One may enjoy particular activities, such as reading or baking, when not depressed, and while being depressed, however, one could find it difficult to motivate themselves to do anything (Legg, 2020). Regardless of the lack of energy, it’s critical to continue participating in things that one normally likes (Legg, 2020). 

  • Psychological Treatment

When used in conjunction with medication, some patients find psychological counseling to be beneficial in between episodes of mania or depression (NHS UK, 2019).

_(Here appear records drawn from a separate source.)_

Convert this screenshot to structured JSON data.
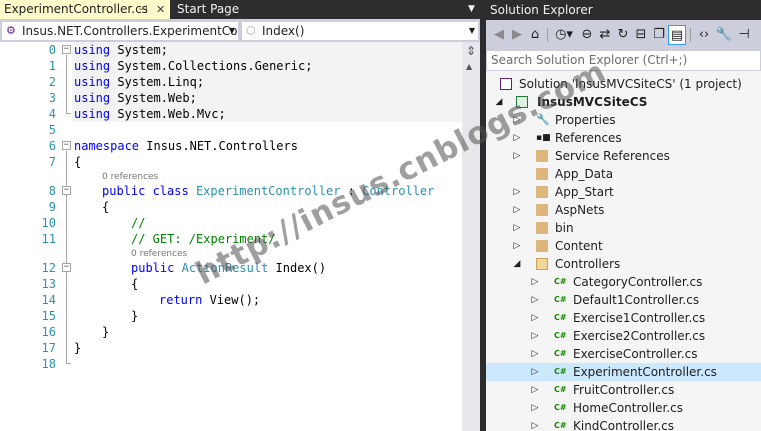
{
  "editor": {
    "tabs": [
      {
        "label": "ExperimentController.cs",
        "active": true
      },
      {
        "label": "Start Page",
        "active": false
      }
    ],
    "nav_left": "Insus.NET.Controllers.ExperimentCont",
    "nav_right": "Index()",
    "line_numbers": [
      "0",
      "1",
      "2",
      "3",
      "4",
      "5",
      "6",
      "7",
      "8",
      "9",
      "10",
      "11",
      "12",
      "13",
      "14",
      "15",
      "16",
      "17",
      "18"
    ],
    "code": {
      "l0": [
        "using",
        " System;"
      ],
      "l1": [
        "using",
        " System.Collections.Generic;"
      ],
      "l2": [
        "using",
        " System.Linq;"
      ],
      "l3": [
        "using",
        " System.Web;"
      ],
      "l4": [
        "using",
        " System.Web.Mvc;"
      ],
      "l6a": "namespace",
      "l6b": " Insus.NET.Controllers",
      "l7": "{",
      "refs_class": "0 references",
      "l8a": "public class",
      "l8b": "ExperimentController",
      "l8c": " : ",
      "l8d": "Controller",
      "l9": "{",
      "l10": "//",
      "l11": "// GET: /Experiment/",
      "refs_method": "0 references",
      "l12a": "public",
      "l12b": "ActionResult",
      "l12c": " Index()",
      "l13": "{",
      "l14a": "return",
      "l14b": " View();",
      "l15": "}",
      "l16": "}",
      "l17": "}"
    }
  },
  "watermark": "http://insus.cnblogs.com",
  "solution_explorer": {
    "title": "Solution Explorer",
    "search_placeholder": "Search Solution Explorer (Ctrl+;)",
    "solution": "Solution 'InsusMVCSiteCS' (1 project)",
    "project": "InsusMVCSiteCS",
    "items": [
      {
        "label": "Properties",
        "icon": "wrench-icon"
      },
      {
        "label": "References",
        "icon": "references-icon"
      },
      {
        "label": "Service References",
        "icon": "folder-icon"
      },
      {
        "label": "App_Data",
        "icon": "folder-icon"
      },
      {
        "label": "App_Start",
        "icon": "folder-icon"
      },
      {
        "label": "AspNets",
        "icon": "folder-icon"
      },
      {
        "label": "bin",
        "icon": "folder-icon"
      },
      {
        "label": "Content",
        "icon": "folder-icon"
      },
      {
        "label": "Controllers",
        "icon": "folder-open-icon"
      }
    ],
    "controllers": [
      "CategoryController.cs",
      "Default1Controller.cs",
      "Exercise1Controller.cs",
      "Exercise2Controller.cs",
      "ExerciseController.cs",
      "ExperimentController.cs",
      "FruitController.cs",
      "HomeController.cs",
      "KindController.cs"
    ],
    "selected": "ExperimentController.cs",
    "cs_badge": "C#"
  },
  "colors": {
    "keyword": "#0000ff",
    "type": "#2b91af",
    "comment": "#008000",
    "chrome": "#2d2d30",
    "selection": "#cce8ff"
  }
}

This could involve the following:

  • CBT (cognitive behavioural therapy) is particularly effective in the treatment of depression.
  • Family therapy focuses on family ties and encourages everyone in the family or relationship to work together to enhance mental health.
  • Psychiatrists or psychologists may suggest other forms of therapy based on each individual’s unique experiences of the disorder in order to provide them with the most useful tools. 

Conclusion

Mood disorders like bipolar disorder often develop during the adolescent ages of an individual (Kearney & Trull, 2011). There are many areas of development that could be targeted in order to prevent the occurrence of bipolar disorder which not only causes lifelong distress but also increases the risk of extreme symptoms like self-harm and suicide. People without any symptoms of mood disorders, people at risk for developing mood disorders, such as children of parents with mood disorders, and people with mood disorders who want to avoid recurrence are all targeted by mood disorder prevention programmes (Kearney & Trull, 2011). These kinds of programmes should be supported in every community to help persons with bipolar disorder cope with the daily ups and downs of feeling, hopelessness, troublesome thoughts, and self-destructive conduct that they encounter.